Kirkuk’s residents intermingle, intermarry, and speak a variety of tongues. In one Turkmen/Arab household in the guarded neighbourhood of Arafa, Kurdish and Assyrian Christian friends come and go. Rice with currants steams on the stove as family members translate for one another: four languages can be heard between generations.
Yet however strong interethnic ties may be socially, the ethnic balance is still fragile, even for people like Falah.

“It will be wonderful to have an election in Kirkuk because we need a change in the governorate. It is not important who I will elect, but it is important that they will love Iraq.”

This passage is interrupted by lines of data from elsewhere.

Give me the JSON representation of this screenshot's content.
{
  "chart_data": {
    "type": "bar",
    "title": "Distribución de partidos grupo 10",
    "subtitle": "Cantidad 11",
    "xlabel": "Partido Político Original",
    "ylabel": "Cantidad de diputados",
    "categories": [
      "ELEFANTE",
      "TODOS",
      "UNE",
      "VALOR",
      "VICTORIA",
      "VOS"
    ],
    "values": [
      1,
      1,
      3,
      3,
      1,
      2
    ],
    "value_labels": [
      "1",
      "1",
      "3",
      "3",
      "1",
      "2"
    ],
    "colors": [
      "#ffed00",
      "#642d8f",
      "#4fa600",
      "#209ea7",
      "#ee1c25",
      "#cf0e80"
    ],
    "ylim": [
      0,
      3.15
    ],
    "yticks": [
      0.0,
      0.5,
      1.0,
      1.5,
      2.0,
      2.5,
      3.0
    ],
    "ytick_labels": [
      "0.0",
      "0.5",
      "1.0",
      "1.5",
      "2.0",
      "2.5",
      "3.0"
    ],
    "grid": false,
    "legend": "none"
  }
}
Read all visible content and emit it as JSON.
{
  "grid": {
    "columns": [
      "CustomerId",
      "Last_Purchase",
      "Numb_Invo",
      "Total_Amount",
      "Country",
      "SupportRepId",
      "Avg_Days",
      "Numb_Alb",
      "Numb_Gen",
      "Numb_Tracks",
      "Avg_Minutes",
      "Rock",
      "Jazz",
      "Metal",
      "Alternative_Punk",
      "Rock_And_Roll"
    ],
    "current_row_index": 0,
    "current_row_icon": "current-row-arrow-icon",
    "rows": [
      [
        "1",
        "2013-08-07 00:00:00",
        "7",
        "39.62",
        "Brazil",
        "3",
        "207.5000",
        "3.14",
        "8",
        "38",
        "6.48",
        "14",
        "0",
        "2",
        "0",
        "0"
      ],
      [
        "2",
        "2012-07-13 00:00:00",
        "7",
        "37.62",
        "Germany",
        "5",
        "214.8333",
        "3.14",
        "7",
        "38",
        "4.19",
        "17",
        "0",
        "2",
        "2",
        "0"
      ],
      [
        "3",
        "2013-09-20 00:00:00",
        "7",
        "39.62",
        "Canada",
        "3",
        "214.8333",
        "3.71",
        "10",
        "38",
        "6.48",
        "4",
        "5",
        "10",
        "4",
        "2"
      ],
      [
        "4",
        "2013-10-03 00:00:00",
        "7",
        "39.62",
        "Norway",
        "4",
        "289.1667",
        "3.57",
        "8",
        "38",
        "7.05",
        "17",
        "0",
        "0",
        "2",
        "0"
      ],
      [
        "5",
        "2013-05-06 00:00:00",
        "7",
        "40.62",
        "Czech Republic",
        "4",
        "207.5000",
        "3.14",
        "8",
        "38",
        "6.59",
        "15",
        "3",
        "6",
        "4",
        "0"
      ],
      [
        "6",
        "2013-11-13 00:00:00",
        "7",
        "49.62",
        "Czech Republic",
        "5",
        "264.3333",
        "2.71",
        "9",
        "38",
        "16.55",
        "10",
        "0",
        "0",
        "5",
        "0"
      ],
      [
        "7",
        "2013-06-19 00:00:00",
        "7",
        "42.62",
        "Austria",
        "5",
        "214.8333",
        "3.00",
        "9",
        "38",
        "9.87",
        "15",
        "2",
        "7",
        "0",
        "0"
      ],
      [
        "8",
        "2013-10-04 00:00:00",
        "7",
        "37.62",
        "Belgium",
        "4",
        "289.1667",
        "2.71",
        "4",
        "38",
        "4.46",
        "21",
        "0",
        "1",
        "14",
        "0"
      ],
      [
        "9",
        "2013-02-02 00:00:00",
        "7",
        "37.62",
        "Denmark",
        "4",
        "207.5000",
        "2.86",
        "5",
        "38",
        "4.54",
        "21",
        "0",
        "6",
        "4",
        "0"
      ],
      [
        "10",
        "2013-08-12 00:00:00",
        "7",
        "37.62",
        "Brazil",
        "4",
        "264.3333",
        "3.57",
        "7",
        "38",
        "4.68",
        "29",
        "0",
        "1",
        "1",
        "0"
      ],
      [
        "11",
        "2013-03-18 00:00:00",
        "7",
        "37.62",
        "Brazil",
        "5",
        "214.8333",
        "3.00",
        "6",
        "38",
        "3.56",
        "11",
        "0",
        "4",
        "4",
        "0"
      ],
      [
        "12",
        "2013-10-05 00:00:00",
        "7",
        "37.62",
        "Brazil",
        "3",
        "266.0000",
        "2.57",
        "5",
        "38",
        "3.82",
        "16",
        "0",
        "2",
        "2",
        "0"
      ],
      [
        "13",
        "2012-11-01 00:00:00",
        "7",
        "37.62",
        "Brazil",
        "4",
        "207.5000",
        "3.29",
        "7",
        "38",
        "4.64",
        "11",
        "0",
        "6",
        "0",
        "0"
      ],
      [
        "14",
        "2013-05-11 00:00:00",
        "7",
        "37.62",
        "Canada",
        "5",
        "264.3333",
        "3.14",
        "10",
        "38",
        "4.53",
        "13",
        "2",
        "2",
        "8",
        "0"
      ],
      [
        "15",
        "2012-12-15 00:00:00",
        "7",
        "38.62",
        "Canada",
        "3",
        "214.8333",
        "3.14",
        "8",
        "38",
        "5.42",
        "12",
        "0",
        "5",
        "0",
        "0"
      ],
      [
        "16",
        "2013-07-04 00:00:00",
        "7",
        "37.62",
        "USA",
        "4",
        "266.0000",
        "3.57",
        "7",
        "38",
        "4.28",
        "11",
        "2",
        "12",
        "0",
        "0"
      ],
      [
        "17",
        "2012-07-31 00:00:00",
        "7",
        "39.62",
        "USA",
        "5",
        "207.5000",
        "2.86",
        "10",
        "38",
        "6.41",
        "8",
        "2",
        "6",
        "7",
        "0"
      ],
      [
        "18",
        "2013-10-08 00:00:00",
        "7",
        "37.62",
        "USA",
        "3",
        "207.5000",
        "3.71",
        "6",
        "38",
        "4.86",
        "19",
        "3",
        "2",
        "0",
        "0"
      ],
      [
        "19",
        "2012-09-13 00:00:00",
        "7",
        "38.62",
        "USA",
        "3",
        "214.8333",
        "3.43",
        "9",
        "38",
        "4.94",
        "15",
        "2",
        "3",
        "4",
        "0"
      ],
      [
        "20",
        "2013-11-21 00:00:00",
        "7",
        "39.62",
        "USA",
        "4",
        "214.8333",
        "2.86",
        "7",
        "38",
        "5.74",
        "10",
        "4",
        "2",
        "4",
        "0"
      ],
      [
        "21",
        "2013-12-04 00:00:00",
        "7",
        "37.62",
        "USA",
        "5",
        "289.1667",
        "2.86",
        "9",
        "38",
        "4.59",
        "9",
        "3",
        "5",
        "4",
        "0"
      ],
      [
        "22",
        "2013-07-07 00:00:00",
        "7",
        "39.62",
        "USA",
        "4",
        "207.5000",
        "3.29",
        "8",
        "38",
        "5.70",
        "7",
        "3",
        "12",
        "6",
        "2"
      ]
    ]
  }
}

“They are not looking out for us in the Kirkuk government; they protect just the Kurdish people,” he said.
Politicians divided along ethnic lines continue to blame each other for the province’s problems, as bombings by al-Qaeda and other militant groups continue with worrying regularity, and residents feel unsafe.
In 2005, Wael Yousif, a general with the Kirkuk police force, was assassinated outside his home after receiving threats because he worked for the police and was a Christian.

His family’s home is now securely guarded by high walls. The living room is full of emblems of church and family life – carvings of Jesus and angels, pictures of Yousif and his daughters. Over slices of cake, his wife Maha describes years of living in fear. She dreams of living in a safe place. His daughter, Rita Wael, thinks elections could be part of the solution, if all groups work together.

“It will be wonderful to have an election in Kirkuk because we need a change in the governorate; we hope that the [politicians] will work for Kirkuk and not for personal goals.” If an election happens, she adds, “it is not important who I will elect, but it is important that they will love Iraq”.